People love to hold strong opinions, and perhaps even more so share them. We all want to validate the choices we make. If you go looking for advice about D&D, you’re sure to find it. Some of it will work, some of it won’t. There is one universal piece of advice, however, that will always work for all players and all DMs: “It Depends”. It’s the truest, best advice you’ll ever receive.
Arguments and opinions can be philosophical or practical, pro or con, but at the end of the day what works in one situation may not work in another. Different groups need different advice, as do different players. That’s why “It Depends” is so universal. Even Star Wars tells us dealing in absolutes is bad. The problem exists because recommending absolutes is much easier than giving generic, vague advice, no matter how sound.
It was on the Internet, it has to be true – also Socrates.
How does “It Depends” apply to D&D?
If you’ve got some experience under your belt, chances are you have had both good and bad sessions (or perhaps even entire games) of D&D. Why is that? What made the good sessions good, and the bad sessions bad? Some of those bad times, if not all, are going to be grounded in a simple truth: players gain enjoyment from D&D for different reasons.
What might players look for in D&D?
- Some players might yearn for mechanics of previous editions or hybrid house rules from other game systems.
- Others might prefer ultra tactical fights with optional rules like flanking, miniatures, grids, battle maps, and terrain.
- Some players might prefer more political intrigue.
- Others may want dungeon crawls with very little in the way of narrative.
- Some players want to stay totally in character.
- Others players want a very casual game, where it’s more about hanging out with friends than actually playing D&D.
- Some players only want to play powerful characters in high fantasy with epic magic.
- Others players want to play strictly by the rules (e.g., RAW).
Wanting to play differently than others is certainly not wrong; coercing others into playing a style of game they do not enjoy might be, however.
So why does this matter?
Giving heavy combat focused advice to a heavy political intrigue game probably doesn’t make much sense. It really depends, honestly, on the style of game being played as well as the preferences of players. And this brings us to the crux of the issue. How could I say with certainty that giving advice to any given player, group, or game will improve their experience if I’m unaware of what brings them joy while playing D&D?

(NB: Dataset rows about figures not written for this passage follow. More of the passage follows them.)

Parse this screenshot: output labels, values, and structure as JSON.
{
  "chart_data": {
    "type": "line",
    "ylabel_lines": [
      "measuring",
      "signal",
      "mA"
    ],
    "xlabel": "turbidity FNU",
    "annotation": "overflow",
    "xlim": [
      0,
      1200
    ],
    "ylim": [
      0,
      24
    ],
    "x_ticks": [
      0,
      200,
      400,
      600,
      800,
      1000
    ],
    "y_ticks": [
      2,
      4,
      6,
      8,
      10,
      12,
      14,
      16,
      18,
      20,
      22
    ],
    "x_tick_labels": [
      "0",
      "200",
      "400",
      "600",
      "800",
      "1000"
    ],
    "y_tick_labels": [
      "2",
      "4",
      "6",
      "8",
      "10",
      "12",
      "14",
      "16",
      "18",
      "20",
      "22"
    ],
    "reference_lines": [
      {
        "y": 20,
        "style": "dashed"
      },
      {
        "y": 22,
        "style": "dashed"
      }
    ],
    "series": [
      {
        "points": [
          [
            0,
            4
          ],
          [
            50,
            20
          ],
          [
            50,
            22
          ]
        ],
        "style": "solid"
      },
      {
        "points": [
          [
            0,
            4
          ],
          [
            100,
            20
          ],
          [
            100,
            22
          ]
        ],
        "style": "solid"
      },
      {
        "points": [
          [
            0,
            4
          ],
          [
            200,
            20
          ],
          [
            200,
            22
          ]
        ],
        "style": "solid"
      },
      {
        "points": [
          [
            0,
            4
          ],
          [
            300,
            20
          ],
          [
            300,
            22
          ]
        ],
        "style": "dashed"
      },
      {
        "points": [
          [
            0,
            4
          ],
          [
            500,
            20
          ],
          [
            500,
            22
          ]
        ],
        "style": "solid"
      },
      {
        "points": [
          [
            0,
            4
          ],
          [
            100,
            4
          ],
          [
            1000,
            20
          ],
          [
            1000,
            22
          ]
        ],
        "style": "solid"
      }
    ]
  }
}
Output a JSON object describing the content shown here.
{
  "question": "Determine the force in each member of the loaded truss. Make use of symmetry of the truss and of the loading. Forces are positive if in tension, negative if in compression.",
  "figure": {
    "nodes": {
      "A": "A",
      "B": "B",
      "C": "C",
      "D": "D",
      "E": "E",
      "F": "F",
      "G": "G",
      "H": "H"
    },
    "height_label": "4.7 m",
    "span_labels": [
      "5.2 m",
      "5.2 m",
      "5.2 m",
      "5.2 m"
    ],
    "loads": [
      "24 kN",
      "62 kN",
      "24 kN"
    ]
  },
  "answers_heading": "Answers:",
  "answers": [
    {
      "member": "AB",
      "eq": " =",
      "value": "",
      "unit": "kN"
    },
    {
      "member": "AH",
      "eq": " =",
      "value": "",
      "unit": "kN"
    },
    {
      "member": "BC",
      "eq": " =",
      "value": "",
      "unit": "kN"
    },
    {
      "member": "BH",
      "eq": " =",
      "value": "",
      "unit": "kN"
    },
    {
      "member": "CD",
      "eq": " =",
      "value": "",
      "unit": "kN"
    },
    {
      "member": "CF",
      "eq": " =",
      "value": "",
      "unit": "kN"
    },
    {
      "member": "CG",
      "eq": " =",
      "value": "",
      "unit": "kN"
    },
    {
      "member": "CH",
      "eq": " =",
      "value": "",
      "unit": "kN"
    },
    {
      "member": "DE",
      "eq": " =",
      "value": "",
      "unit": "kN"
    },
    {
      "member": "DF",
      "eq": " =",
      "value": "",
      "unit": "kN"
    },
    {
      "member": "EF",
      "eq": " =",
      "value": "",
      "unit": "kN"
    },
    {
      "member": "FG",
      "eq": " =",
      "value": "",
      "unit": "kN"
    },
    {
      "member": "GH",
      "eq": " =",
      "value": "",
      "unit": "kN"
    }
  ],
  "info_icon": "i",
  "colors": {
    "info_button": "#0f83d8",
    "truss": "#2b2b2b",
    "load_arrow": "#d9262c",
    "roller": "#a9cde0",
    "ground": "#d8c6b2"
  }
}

I can’t. Even when I try to be generic, such as suggesting players might have more fun in finding the yes.
So, what’s the answer?
There’s a few things to consider when giving advice.
- Don’t speak in absolutes. Try to make suggestions, not mandates.
- If possible, have a dialogue to tailor your advice. Learn what the player or group to whom you are giving advice desires from their games.
- If all else fails, give your advice as you would normally, but make sure to mention this advice may not work for them. This is probably more true of a blog post than a one-on-one.